The model architecture features 119 billion total parameters, utilizing a sparse MoE setup with 128 experts. During inference, only 4 experts (approximately 6 billion parameters) are active per token, or roughly 8 billion parameters when including the embedding and output layers. This design allows the model to maintain the knowledge capacity of a much larger dense model while operating with significantly lower latency and higher throughput. It supports a 256k context window, enabling the processing of extensive documents and complex, multi-turn conversations.
A key feature of Mistral Small 4 is the introduction of a configurable reasoning_effort parameter. This mechanism allows users to dynamically toggle the model's behavior between a "fast" mode for low-latency instruction following and a "reasoning" mode that utilizes test-time compute for deep, step-by-step problem solving. In reasoning mode, the model excels at complex mathematics, logic, and scientific reasoning, while the fast mode provides concise responses comparable to earlier Mistral Small iterations.

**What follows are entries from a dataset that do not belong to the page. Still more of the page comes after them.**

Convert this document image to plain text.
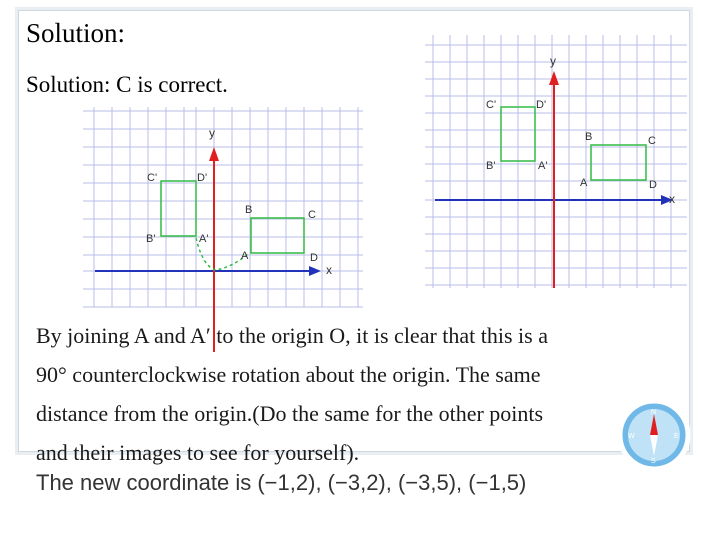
Solution:
Solution: C is correct.
x
y
C'	D'
B'	A'
B	C
A	D
x
y
C'	D'
B'	A'
B	C
A	D
By joining A and A′ to the origin O, it is clear that this is a
90° counterclockwise rotation about the origin. The same
distance from the origin.(Do the same for the other points
and their images to see for yourself).
The new coordinate is (−1,2), (−3,2), (−3,5), (−1,5)
N
E
S
W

Mistral Small 4 is natively multimodal, accepting both text and image inputs for tasks such as document parsing, visual analysis, and chart interpretation. It is optimized for agentic workflows, demonstrating strong adherence to system prompts and native support for function calling and structured JSON output. Performance benchmarks indicate that the model matches or exceeds the accuracy of comparable 120B-class models while generating significantly shorter, more efficient outputs, which reduces end-to-end completion times and inference costs.